BEN-TSION (BENZION) ALFES (November 5, 1850-December 23,
1940)
Born in Vilna. He
studied in religious schools as well as with his father, Rabbi Yirmyahu-Akiva,
a scholar and God-fearing man. With his
father’s death, he was orphaned at age fifteen and went to study in Eyshishok (Eišiškės). Married at age seventeen, his wealthy
mother-in-law supported him and he thus continued his studies in
Eyshishok. He later settled in Vilna
where he studied in the Gaon’s synagogue, while his wife engaged in
business.
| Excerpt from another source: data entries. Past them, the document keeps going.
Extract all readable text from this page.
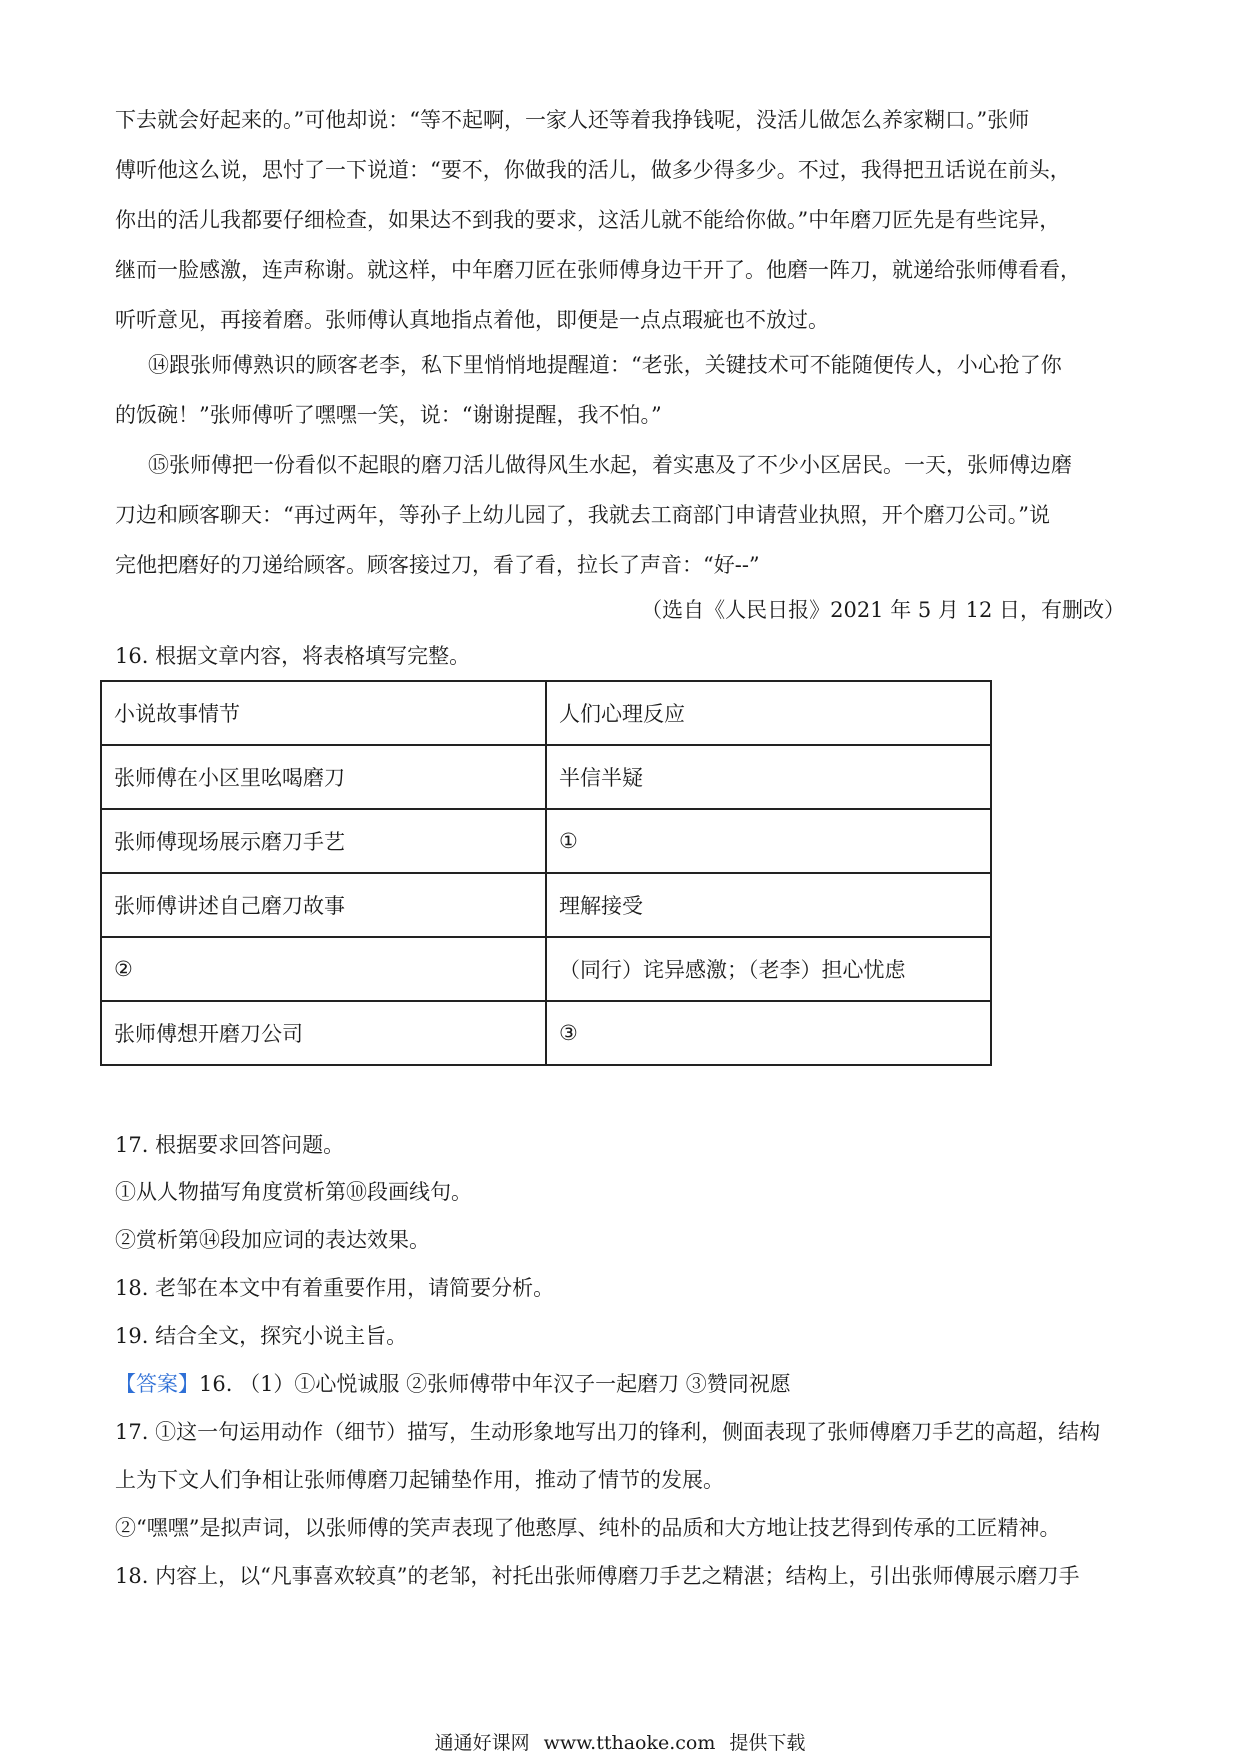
下去就会好起来的。”可他却说：“等不起啊，一家人还等着我挣钱呢，没活儿做怎么养家糊口。”张师
傅听他这么说，思忖了一下说道：“要不，你做我的活儿，做多少得多少。不过，我得把丑话说在前头，
你出的活儿我都要仔细检查，如果达不到我的要求，这活儿就不能给你做。”中年磨刀匠先是有些诧异，
继而一脸感激，连声称谢。就这样，中年磨刀匠在张师傅身边干开了。他磨一阵刀，就递给张师傅看看，
听听意见，再接着磨。张师傅认真地指点着他，即便是一点点瑕疵也不放过。
⑭跟张师傅熟识的顾客老李，私下里悄悄地提醒道：“老张，关键技术可不能随便传人，小心抢了你
的饭碗！”张师傅听了嘿嘿一笑，说：“谢谢提醒，我不怕。”
⑮张师傅把一份看似不起眼的磨刀活儿做得风生水起，着实惠及了不少小区居民。一天，张师傅边磨
刀边和顾客聊天：“再过两年，等孙子上幼儿园了，我就去工商部门申请营业执照，开个磨刀公司。”说
完他把磨好的刀递给顾客。顾客接过刀，看了看，拉长了声音：“好--”
（选自《人民日报》2021 年 5 月 12 日，有删改）
16. 根据文章内容，将表格填写完整。
小说故事情节	人们心理反应
张师傅在小区里吆喝磨刀	半信半疑
张师傅现场展示磨刀手艺	①
张师傅讲述自己磨刀故事	理解接受
②	（同行）诧异感激；（老李）担心忧虑
张师傅想开磨刀公司	③
17. 根据要求回答问题。
①从人物描写角度赏析第⑩段画线句。
②赏析第⑭段加应词的表达效果。
18. 老邹在本文中有着重要作用，请简要分析。
19. 结合全文，探究小说主旨。
【答案】16. （1）①心悦诚服 ②张师傅带中年汉子一起磨刀 ③赞同祝愿
17. ①这一句运用动作（细节）描写，生动形象地写出刀的锋利，侧面表现了张师傅磨刀手艺的高超，结构
上为下文人们争相让张师傅磨刀起铺垫作用，推动了情节的发展。
②“嘿嘿”是拟声词，以张师傅的笑声表现了他憨厚、纯朴的品质和大方地让技艺得到传承的工匠精神。
18. 内容上，以“凡事喜欢较真”的老邹，衬托出张师傅磨刀手艺之精湛；结构上，引出张师傅展示磨刀手
通通好课网 www.tthaoke.com 提供下载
At the end of 1871 he left for
Palestine with the intention of remaining there, but his wife did not wish to
follow him there. So, after living in
Jerusalem and Hebron for two years, he returned to Vilna. Thereafter he lost his possessions, and he
became a proofreader for a publishing house.
For fifteen years he maintained this position, but he did wish to proof
novels and other ordinary “heretical” writings.
He was particularly attentive to educating poor children in religious
elementary schools and to befriending humble folk with Yiddishkeit. He studied with ordinary people, lectured in
schools and synagogue study halls, and became well known as an interpreter. He also set to translating all manner of
edifying Jewish texts from Hebrew to Yiddish.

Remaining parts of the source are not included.